LISTA DE EVENTOS E ENTREVISTAS

I. REUNIÕES E FÓRUNS

Internet Governance Forum (IGF)

Participações em 2015 (João Pessoa), 2016 (Cidade do México) e 2017 (Genebra)

O IGF congrega, uma vez ao ano, distintos stakeholders em reuniões construídas a partir de oficinas e palestras propostas pelos próprios participantes, sendo obrigatória a composição multissetorial de painelistas e proponentes. O evento é atrelado às Nações Unidas e é fruto da Cúpula Mundial sobre a Sociedade da Informação (CMSI). Desde a sua criação, em 2006, o fórum tem sido amplamente estudado, sobretudo a partir da identificação do seu impacto sobre as decisões da GI.

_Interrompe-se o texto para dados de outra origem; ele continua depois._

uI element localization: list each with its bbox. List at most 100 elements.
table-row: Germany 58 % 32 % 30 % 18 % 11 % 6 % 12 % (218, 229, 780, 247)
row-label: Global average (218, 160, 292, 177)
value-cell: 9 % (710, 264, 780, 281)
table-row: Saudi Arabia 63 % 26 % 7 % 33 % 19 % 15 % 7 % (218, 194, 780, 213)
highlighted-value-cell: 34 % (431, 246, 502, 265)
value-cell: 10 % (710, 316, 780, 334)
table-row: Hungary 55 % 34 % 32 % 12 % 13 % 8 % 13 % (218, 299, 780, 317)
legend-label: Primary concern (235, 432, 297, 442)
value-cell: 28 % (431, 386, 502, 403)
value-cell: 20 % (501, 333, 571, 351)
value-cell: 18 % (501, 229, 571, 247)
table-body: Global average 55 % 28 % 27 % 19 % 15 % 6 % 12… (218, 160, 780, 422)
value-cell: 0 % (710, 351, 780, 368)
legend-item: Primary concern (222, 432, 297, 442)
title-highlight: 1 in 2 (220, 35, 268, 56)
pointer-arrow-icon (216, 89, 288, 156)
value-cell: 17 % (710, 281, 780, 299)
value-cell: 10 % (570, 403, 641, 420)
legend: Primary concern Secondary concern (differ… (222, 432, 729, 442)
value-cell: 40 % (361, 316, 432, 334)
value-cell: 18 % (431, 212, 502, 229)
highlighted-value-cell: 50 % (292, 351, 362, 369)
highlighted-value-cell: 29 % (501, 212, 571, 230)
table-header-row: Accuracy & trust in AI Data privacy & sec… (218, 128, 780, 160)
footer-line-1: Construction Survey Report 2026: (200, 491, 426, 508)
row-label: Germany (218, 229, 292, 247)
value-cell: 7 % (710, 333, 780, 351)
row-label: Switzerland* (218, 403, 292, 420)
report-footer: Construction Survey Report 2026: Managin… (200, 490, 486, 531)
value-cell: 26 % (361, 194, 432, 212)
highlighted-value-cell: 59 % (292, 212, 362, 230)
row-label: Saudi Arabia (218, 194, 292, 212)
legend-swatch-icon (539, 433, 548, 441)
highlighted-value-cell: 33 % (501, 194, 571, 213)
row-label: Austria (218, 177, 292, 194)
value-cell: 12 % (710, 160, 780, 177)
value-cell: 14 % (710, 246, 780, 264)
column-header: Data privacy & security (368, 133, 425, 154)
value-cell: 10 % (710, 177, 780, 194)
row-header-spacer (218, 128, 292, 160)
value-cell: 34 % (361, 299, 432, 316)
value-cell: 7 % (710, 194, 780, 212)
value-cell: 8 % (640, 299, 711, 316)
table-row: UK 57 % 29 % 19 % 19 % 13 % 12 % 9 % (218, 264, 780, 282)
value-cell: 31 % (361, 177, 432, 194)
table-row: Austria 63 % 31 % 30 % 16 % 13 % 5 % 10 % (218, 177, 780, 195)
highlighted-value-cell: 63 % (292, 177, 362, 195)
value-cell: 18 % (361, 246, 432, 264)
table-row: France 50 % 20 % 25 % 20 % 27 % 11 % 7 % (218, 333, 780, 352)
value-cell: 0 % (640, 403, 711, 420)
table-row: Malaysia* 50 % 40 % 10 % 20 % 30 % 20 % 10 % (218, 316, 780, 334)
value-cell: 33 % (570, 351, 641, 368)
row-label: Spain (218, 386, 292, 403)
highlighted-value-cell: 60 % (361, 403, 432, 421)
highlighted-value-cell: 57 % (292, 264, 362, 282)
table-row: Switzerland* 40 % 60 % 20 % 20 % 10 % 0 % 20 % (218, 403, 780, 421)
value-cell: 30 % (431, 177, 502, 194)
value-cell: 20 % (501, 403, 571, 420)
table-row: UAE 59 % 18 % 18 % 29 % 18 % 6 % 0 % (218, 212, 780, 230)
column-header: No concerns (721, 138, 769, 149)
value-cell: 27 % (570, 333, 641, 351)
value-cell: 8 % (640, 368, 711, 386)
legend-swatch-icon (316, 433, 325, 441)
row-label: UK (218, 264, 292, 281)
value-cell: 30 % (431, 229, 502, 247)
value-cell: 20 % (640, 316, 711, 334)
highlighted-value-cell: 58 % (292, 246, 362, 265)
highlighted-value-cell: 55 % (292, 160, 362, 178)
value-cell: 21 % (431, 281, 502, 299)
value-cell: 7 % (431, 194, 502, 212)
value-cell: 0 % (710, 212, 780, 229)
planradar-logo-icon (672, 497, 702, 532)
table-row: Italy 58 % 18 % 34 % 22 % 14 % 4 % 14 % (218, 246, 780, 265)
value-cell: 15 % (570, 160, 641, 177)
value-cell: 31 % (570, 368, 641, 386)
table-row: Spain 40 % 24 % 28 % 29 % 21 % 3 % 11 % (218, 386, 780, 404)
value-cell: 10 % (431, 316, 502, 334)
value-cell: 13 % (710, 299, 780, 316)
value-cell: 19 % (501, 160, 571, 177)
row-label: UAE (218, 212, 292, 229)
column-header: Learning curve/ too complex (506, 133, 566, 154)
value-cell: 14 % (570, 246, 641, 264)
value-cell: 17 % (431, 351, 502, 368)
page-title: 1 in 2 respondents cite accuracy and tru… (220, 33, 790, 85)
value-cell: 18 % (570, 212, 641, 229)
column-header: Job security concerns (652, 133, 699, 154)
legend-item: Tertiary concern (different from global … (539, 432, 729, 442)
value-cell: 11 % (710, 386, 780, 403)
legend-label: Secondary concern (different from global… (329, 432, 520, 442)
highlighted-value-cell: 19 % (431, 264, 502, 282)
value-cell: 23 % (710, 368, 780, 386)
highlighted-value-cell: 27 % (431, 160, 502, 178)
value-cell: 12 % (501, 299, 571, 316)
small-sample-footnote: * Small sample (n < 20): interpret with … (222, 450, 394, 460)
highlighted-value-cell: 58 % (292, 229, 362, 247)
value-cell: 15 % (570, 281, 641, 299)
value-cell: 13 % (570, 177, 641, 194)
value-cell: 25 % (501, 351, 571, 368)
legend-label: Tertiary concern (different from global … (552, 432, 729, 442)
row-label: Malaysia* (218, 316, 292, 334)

A participação em três edições do evento permitiu uma observação dos acordos e desacordos entre stakeholders antes, durante e após cada IGF. Participamos na articulação prévia entre atores propondo painéis, estivemos presencialmente nos debates em cada um dos fóruns e, posteriormente, acompanhamos o processo de escolha dos comitês responsáveis pela administração do evento.

Fórum da Internet no Brasil (FIB)

Participações em 2015 (Salvador), 2016 (Porto Alegre) e 2017 (Rio de Janeiro)

O FIB é a versão brasileira do IGF, realizada uma vez por ano em preparação ao evento global. O Fórum também é estruturado a partir de painéis sugeridos pela comunidade, com obrigação de composição multissetorial.

A participação em três edições do evento permitiu a vivência da tentativa brasileira de assegurar, em solo nacional, prática comum da governança da internet global de promoção de espaços de discussão multissetorial.

Taller de Políticas y Legal da Organização Latino-americana e do Caribe de ccTLDs (LACTLD)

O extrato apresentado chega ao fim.